A 30,000-strong Syrian border force is being set up east of the Syrian Euphrates, bordering southern Turkey and northern Iraq. Syrian Kurds comprise half the army, with the remainder made up of local Arabs and others. The US is the entrepreneur of this new project, and it is the new player that has decided at last to get engaged in the Syrian war through supporting local opposition groups and working on the ground, in order to impose its view of the political solution in Syria.
Asharq Al-Awsat daily was the first to notice the accelerating changes, and described them as a project for the birth of a new state in Syria.
This is indeed an important development, but it would not constitute a state in the legal sense. Dividing states and creating new ones is a complex and dangerous political, legal and military process that would be rejected by most of the international community; this is what stopped the Iraqi Kurds from fulfilling their dream of establishing their own state in the region.
The eastern Syrian Euphrates project is less than a state, yet more than a protectorate. In his recent testimony to Congress, David Satterfield, acting Assistant US Secretary of State for Near East Affairs, said the project would constitute a new model in Syria. And from his testimony, the proposed mini-state appears to be a project with many ambitious goals, which involves the efforts of diplomats, intelligence officers and military commanders.
This time the US surprised everyone by showing that it could come up with new ideas, building a project from scratch and keeping it secret. Under the guise of fighting Daesh in eastern and southern Syria, the US gradually increased its forces and experts to about 5,000, more than half of them in the east of the Syrian Euphrates. Moreover, it has been training a large force of about 30,000 Syrians. Their first victory was defeating Daesh in Raqqa.
The first opposing reaction did not come from the Syrian or Iranian regimes, as was expected, but from Turkey. Ankara announced that it would not accept the American project and that it would fight the armed Syrian Kurds, who it views as an extension of the “terrorist and separatist” Turkish Kurds. Everyone is expecting military action by Turkish ground forces in Afrin in the next few days.
The skeptical Turkish position toward any Kurdish armed force on its border is justified and understandable, but Turkey’s refusal to confront Iran in Syria created a vacuum that necessitated the creation of an alternative force for this task. The countries involved in the conflict recognized the Turkish weak point and succeeded in benefiting from the pragmatic policies of President Recep Tayyip Erdogan, who seemed ready to cooperate with and concede to any party that supported the Kurds. This is what the Iranians and Russians did, pushing Ankara to reconcile with them in exchange for stopping their support of the Kurds. The Americans probably feel that they need to deliver the same message to Ankara. And there is a more important American message to the Iranian regime — that Syria would be Iran’s Vietnam.
The new Syrian force could be the best option to achieve reasonable peace in Syria, not the Russian and Iranian peace of Sochi, which is planned to impose a solution by force. Iran wants a peace that allows it to occupy Syria and dominate Lebanon and Iraq, and provides it with bargaining power in its regional issues and its relations with the West.

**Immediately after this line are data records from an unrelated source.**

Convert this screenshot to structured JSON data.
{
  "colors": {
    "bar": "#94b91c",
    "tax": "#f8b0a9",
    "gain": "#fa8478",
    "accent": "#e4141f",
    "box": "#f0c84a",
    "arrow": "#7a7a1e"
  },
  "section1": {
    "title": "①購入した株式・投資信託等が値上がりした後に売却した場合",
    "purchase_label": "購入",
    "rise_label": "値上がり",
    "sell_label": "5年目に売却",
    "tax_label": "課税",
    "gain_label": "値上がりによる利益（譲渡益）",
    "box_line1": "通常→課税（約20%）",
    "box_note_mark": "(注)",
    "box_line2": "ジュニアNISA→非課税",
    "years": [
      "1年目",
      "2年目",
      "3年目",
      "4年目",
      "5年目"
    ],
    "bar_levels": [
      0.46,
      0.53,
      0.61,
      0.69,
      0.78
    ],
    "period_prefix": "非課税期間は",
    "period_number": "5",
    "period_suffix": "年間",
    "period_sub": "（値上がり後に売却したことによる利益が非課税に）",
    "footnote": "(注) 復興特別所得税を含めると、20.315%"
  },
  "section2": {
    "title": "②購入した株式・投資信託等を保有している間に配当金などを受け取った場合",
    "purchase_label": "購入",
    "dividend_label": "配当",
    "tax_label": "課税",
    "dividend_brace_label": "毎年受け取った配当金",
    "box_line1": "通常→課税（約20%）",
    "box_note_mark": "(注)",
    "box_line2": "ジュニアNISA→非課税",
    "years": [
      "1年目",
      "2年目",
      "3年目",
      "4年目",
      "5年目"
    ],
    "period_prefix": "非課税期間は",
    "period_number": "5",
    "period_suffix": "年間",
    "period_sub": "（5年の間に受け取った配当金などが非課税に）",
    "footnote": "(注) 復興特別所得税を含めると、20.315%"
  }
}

Turkey is entitled to complain about America’s new project on its southern border, but such action was necessary to thwart Iran’s malign attempts to manipulate the Syrian conflict to its own advantage.
Iran is racing against time in its attempt to seize areas that Russia had already agreed to leave under civilian opposition management. Yasser Al-Farhan, a member of the opposition delegation, has spoken about the agreement that was violated by the Iranians. “Maps were clearly drawn showing that these areas should stay out of the control of the regime, and that they should be under the administration of local councils with no heavy weapons, while the light weapons should remain only with security and civilian defense forces to serve the local population,” he said.
“The agreement states that no Iranian militias or regime forces should be allowed in these areas; rather, a small group of Russian forces would be allowed as monitoring forces at three points to ensure the implementation of the agreement. And Turkish forces would be deployed behind the dividing line between the two sides.”
As we have seen, the Iranian militias did not respect the agreement, Russia did not force them to respect it, nor did the Turkish forces interfere. These Iranian activities prove that the Sochi agreements are not credible, which makes the existence of a parallel force a necessity in the context of the regional race for the control of Syria.
Abdulrahman Al-Rashed is a veteran columnist. He is the former general manager of Al Arabiya news channel, and former editor-in-chief of Asharq Al-Awsat.